It’s been over a month since I finished the final semester of my undergrad in environmental studies at the University of Waterloo. I am now permanently in Toronto where I share a tiny one-bedroom + den condo with the boyfriend. I’m no urbanite, but I’ve come to realize that city-living has its perks, and my lifestyle is getting a little greener as each day passes.
I am now vertical-living, riding my bicycle everywhere, doing my grocery shopping at the local farmers’ market, and appreciating the surprising amount of green space here I never knew about. I am also volunteering and getting to know the green business community in Toronto. I can’t really complain about life right now, except for the fact that I’m still unemployed and constantly hearing, “You have such an amazing resume – so much experience and positive references!! I’m sure you’ll find a job soon!” Well, ‘soon’ has turned into a few months shy of A YEAR searching for a full-time job. It’s the worst time to find a job with meaning, but I’m not discouraged yet.
I convocated on Tuesday and since then have been reflecting lots on the past five years and what this degree really means to me. A ton of money was spent and many tears too. It can be very hard to find a balance between academic priorities, co-op applications and interviews, family problems at home, relationships, and figuring out what the hell you want to do with your life.
In hindsight, I want to list a few things I learned along the way which could be helpful to current and prospective university students.
Five Takeaways from my Undergraduate Career
1. Network from the Get-Go
The first-year of university can be a difficult transition. Moving to Waterloo was not only an immense culture shock for me (coming from a village of ~1000 people in Eastern Ontario), but also an alienating experience sharing a classroom and a professor with hundreds of other students.
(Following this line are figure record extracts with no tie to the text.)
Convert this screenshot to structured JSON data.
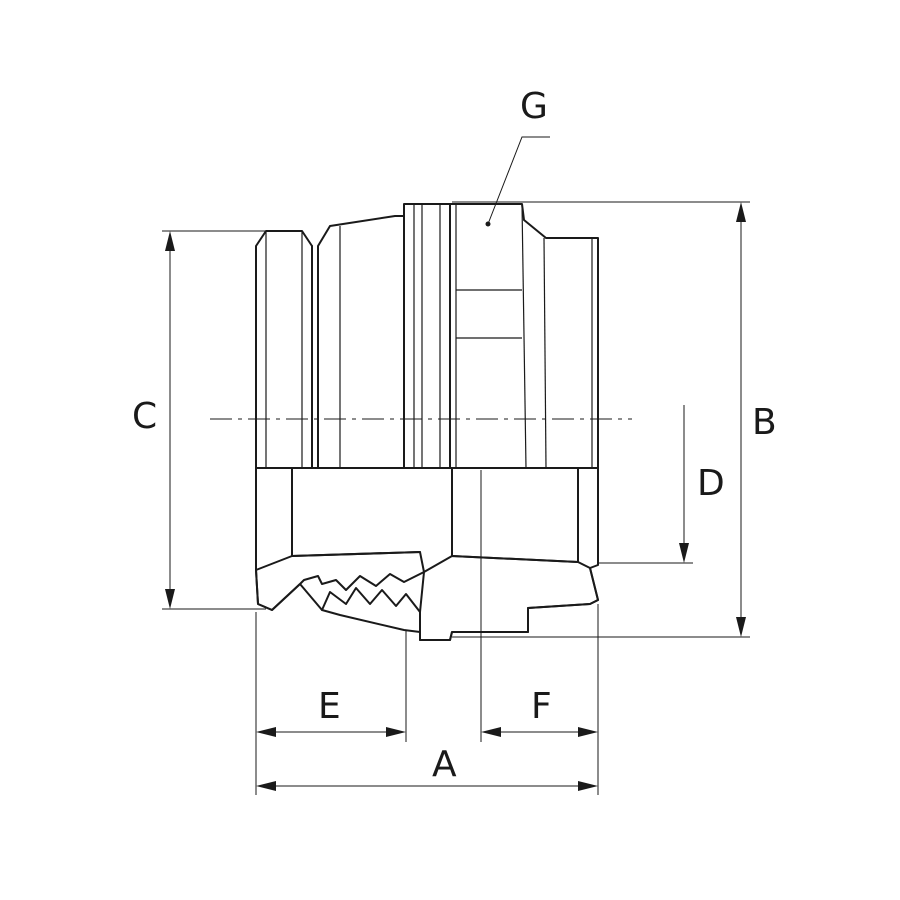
{
  "labels": {
    "a": "A",
    "b": "B",
    "c": "C",
    "d": "D",
    "e": "E",
    "f": "F",
    "g": "G"
  },
  "colors": {
    "line": "#1a1a1a",
    "background": "#ffffff"
  }
}
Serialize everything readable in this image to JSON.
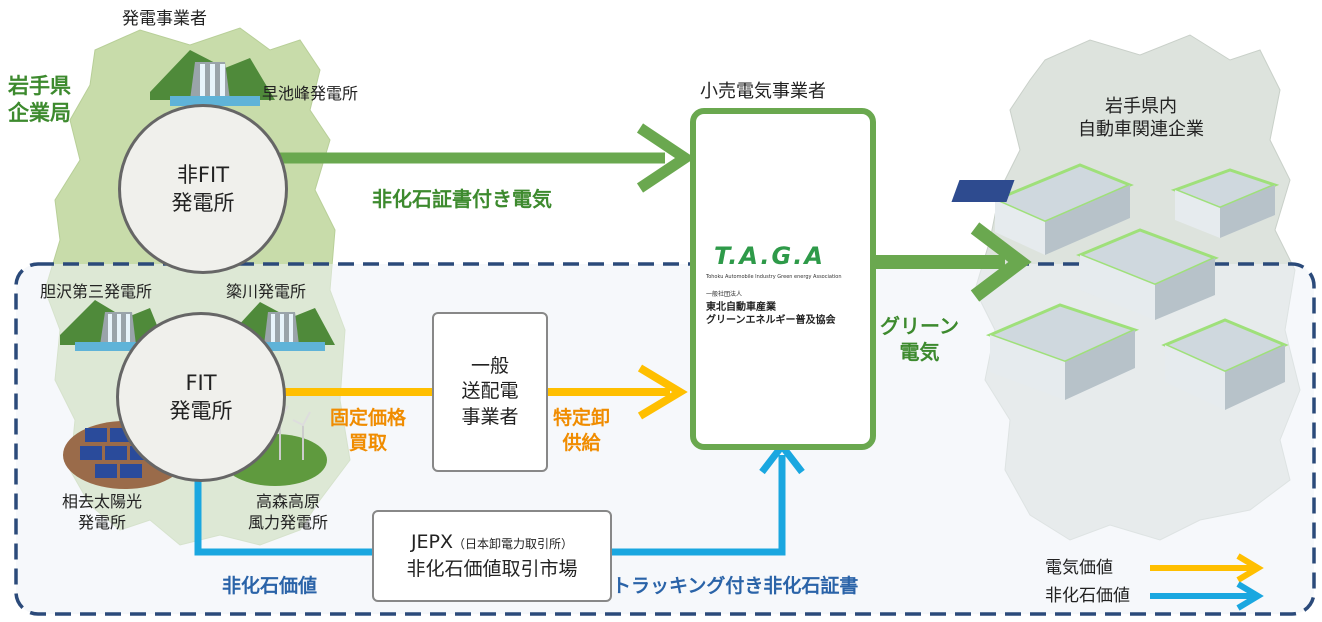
{
  "generator": {
    "title": "発電事業者",
    "org_line1": "岩手県",
    "org_line2": "企業局",
    "nonfit_plant": "早池峰発電所",
    "nonfit_circle_line1": "非FIT",
    "nonfit_circle_line2": "発電所",
    "fit_plants": {
      "top_left": "胆沢第三発電所",
      "top_right": "簗川発電所",
      "bottom_left_line1": "相去太陽光",
      "bottom_left_line2": "発電所",
      "bottom_right_line1": "高森高原",
      "bottom_right_line2": "風力発電所"
    },
    "fit_circle_line1": "FIT",
    "fit_circle_line2": "発電所"
  },
  "retailer": {
    "title": "小売電気事業者",
    "logo_text": "T.A.G.A",
    "logo_subtitle": "Tohoku Automobile Industry Green energy Association",
    "org_prefix": "一般社団法人",
    "org_line1": "東北自動車産業",
    "org_line2": "グリーンエネルギー普及協会"
  },
  "customers": {
    "title_line1": "岩手県内",
    "title_line2": "自動車関連企業"
  },
  "grid_operator": {
    "line1": "一般",
    "line2": "送配電",
    "line3": "事業者"
  },
  "jepx": {
    "name": "JEPX",
    "name_note": "（日本卸電力取引所）",
    "line2": "非化石価値取引市場"
  },
  "flows": {
    "nonfossil_power": "非化石証書付き電気",
    "green_line1": "グリーン",
    "green_line2": "電気",
    "fixed_price_line1": "固定価格",
    "fixed_price_line2": "買取",
    "specific_wholesale_line1": "特定卸",
    "specific_wholesale_line2": "供給",
    "nonfossil_value": "非化石価値",
    "tracking_cert": "トラッキング付き非化石証書"
  },
  "legend": {
    "power_value": "電気価値",
    "nonfossil_value": "非化石価値"
  },
  "colors": {
    "green": "#6aa84f",
    "orange": "#ffbf00",
    "blue": "#1aa7e0",
    "dashed_border": "#2b4a7a",
    "map_green": "#c8dcaa",
    "map_gray": "#dde3dd"
  }
}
While residence helped me meet new friends, I feel like I should have made more effort to connect with my professors and join a club or two and start connecting with people who shared my academic and personal interests. Honestly, the profs don’t bite, and they appreciate your willingness to get to know them and demonstrate your interest for the course material/themes/research. It is also helpful later when you have to find an advisor for your thesis, or references for your grad school applications.
2. Use Volunteering, Part-Time Work, Co-op, or your Free Summers to Find RELEVANT Work Experience
Thousands of students across Canada are graduating with little to no relevant work experience. In the unemployment situation we find ourselves, it is important to use the free time we have to find relevant work and/or side projects to build our resumes early on and stand out from the crowd of applicants. There are tons of summer jobs (especially in the environmental field) offered thanks to government subsidies. You can also win over some potential employers by informing them of the tax breaks they could get from hiring a summer/co-op student. If you can’t find a full-time internship in your field, look for part-time work, volunteer somewhere, or start your own project!
Now is the time to do it. Whether it’s an exchange or co-op placement, a week-long trip between semesters, or a vacation during the summer months, once you start working full-time it will be more difficult to schedule time to do these things. I know not everyone will have the opportunity and money to do this (I dipped into my student loans and co-op salary for all of my trips), but if you can, it is SUCH a wonderful experience and a refreshing break from the stresses of academia.
4. Eat Well and Get Some Exercise
It is very easy to slack off on meals and exercise when you’re too busy cramming and getting those last-minute papers in before the deadline. Try to get at least 20 minutes of physical activity each day. Your body will thank you. Yoga is a great way to get your blood flowing and activate muscles that have been stagnant all day while you sat at a desk typing away at your research paper. I was also a big fan of at-home workouts on YouTube when I was pressed for time.
I also saved A TON of money by taking a couple hours each Sunday to browse the flyers, plan my meals for the week, buy my groceries and prep some lunches to bring to campus with me during the week. I treated myself to lunch or dinner out once a week. I would typically spend $30-$50 per week on food (including coffee and eating out).
5. Be Humble
For our generation, a university degree is a HUGE commitment. Entitlement won’t get you anywhere, and neither will that fancy piece of paper on its own. What you build for yourself professionally over those four years are what employers are attracted to. Make the most of it and never expect anything just because you “deserve it.”